Why should I use "なんの" in the following sentence: "彼は足が痛いのなんのと理由をつけては、サッカーの練習をさぼっている"?  
Can  "なんか" be used in the sentence like this: "彼は足が痛いなんかと理由をつけては、サッカーの練習をさぼっている" ?

Thank you !


----------



## cheshire

I think that first なんの means "bra, bra..." or "...whatever" to express the speaker's rather bad evaluation on something. I don't think the second sentence with "なんか"  works; it sounds unnatural.


----------



## jazyk

> I think that first なんの means "bra, bra..." or "...whatever"


You got me imagining things for a while, and mind that I am long no teenager.


----------



## cheshire

Que significa lo que dices?


----------



## Aoyama

Well, bra, bra (was it not bla , bla... ?). Jazyk is no long a teenager, we're sorry, really, to hear that.


> なんのと理由をつけては


I would not put と　here. なんの理由をつけて... "for some reason" , "using a kind of pretext"


> なんかと理由をつけては


Here, と may work (though arguable), meaning close to above "pretending, using the reason that his foot/feet hurt(s)".


----------



## cheshire

Yes, it should've been "bla bla, bla." Sorry for exciting someone's imagination


----------



## nicole0087

Thank you, everyone.
Japanese is so difficult that I cannot differentiate the words which are always like each other.


----------



## Flaminius

The construction Aの、Bのと is used to enumerate statements.

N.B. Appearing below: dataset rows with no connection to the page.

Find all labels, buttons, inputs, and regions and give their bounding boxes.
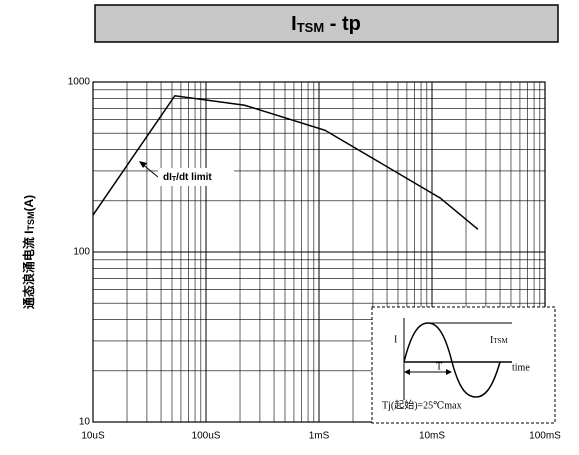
chart-title: ITSM - tp — [291, 13, 361, 35]
annotation: dIT/dt limit — [163, 172, 212, 183]
x-tick-label: 10mS — [419, 431, 445, 442]
data-line — [92, 94, 479, 230]
x-tick-label: 1mS — [309, 431, 330, 442]
inset-sine — [403, 322, 501, 398]
title-rest: - tp — [324, 13, 361, 35]
plot-frame — [92, 81, 546, 423]
inset-itsm-main: I — [490, 335, 493, 346]
x-tick-label: 100uS — [192, 431, 221, 442]
annotation-box — [158, 168, 234, 186]
inset-itsm: ITSM — [490, 335, 509, 346]
inset-period-label: T — [436, 361, 442, 372]
y-label-sub: TSM — [26, 212, 36, 231]
y-tick-label: 100 — [73, 247, 90, 258]
inset-time: time — [512, 362, 530, 373]
y-label-main: 通态浪涌电流 I — [21, 231, 36, 310]
x-tick-label: 100mS — [529, 431, 561, 442]
annotation-main: dI — [163, 172, 172, 183]
arrow-head — [404, 369, 410, 375]
arrow-head — [446, 369, 452, 375]
plot — [92, 94, 479, 230]
inset-itsm-sub: TSM — [493, 337, 508, 345]
inset-condition: Tj(起始)=25℃max — [382, 398, 462, 411]
title-sub: TSM — [297, 20, 324, 35]
y-axis-label: 通态浪涌电流 ITSM(A) — [21, 195, 36, 309]
arrow-head — [139, 161, 147, 168]
annotation-sub: T — [172, 176, 177, 183]
y-label-rest: (A) — [22, 195, 36, 212]
title-main: I — [291, 13, 297, 35]
y-tick-label: 1000 — [68, 77, 91, 88]
inset-i: I — [394, 334, 397, 345]
y-tick-label: 10 — [79, 417, 91, 428]
x-tick-label: 10uS — [81, 431, 105, 442]
title-box — [94, 4, 559, 43]
annotation-rest: /dt limit — [176, 172, 212, 183]
inset-box — [371, 306, 556, 424]
inset: I ITSM T time Tj(起始)=25℃max — [371, 306, 556, 424]
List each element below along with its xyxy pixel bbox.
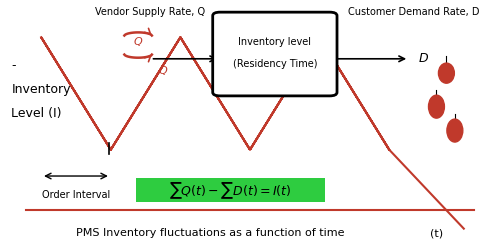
- Ellipse shape: [447, 119, 463, 142]
- Text: Level (I): Level (I): [12, 107, 62, 120]
- Text: Inventory level: Inventory level: [238, 37, 312, 47]
- Text: Q: Q: [158, 66, 168, 76]
- Text: Vendor Supply Rate, Q: Vendor Supply Rate, Q: [96, 7, 206, 17]
- Ellipse shape: [428, 95, 444, 118]
- Text: (Residency Time): (Residency Time): [232, 59, 317, 68]
- Text: D: D: [419, 52, 428, 65]
- Text: Inventory: Inventory: [12, 83, 71, 96]
- Text: Q: Q: [134, 37, 142, 47]
- FancyBboxPatch shape: [212, 12, 337, 96]
- Text: PMS Inventory fluctuations as a function of time: PMS Inventory fluctuations as a function…: [76, 228, 344, 238]
- Text: -: -: [12, 60, 16, 72]
- Text: Customer Demand Rate, D: Customer Demand Rate, D: [348, 7, 480, 17]
- Ellipse shape: [438, 63, 454, 83]
- Text: Order Interval: Order Interval: [42, 190, 110, 200]
- FancyBboxPatch shape: [136, 178, 324, 202]
- Text: (t): (t): [430, 228, 443, 238]
- Text: $\sum Q(t)-\sum D(t)=I(t)$: $\sum Q(t)-\sum D(t)=I(t)$: [169, 180, 292, 201]
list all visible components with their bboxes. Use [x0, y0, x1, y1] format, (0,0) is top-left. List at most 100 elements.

彼は、足が痛いの、風邪を引いたの、頭痛がするのと理由をつける。
He makes all kinds of excuses; that his feet hurt, he has caught a cold or he has a headache.

Here three excuses are enumerated by him not to participate in the practise.  One might chose, however, to mention his (supposedly) hurt feet and omit other lame reasons (ellipsis).  In keeping with the general form required in the construction, the ellipsis is expressed by nan*-no*.

In toto, Nicole, your question sentence means, "He always skips practises, making excuses on hurt feet or something."


----------



## cheshire

> I don't think the second sentence with "なんか" works; it sounds unnatural.


I'm sorry on second though I was wrong to say that. It works; just that I rarely use it.


----------



## etudian

> 彼は足が痛いなんかと理由をつけては．．．


 
I don't think this works.  I think cheshire's first opinion was right. A correct version would be

彼は足が痛いとかなんとか理由をつけては．．．


----------



## Hiro Sasaki

なんのかんのと理屈をつけて　＝　saying one exuse or another.


Hiro Sasaki


----------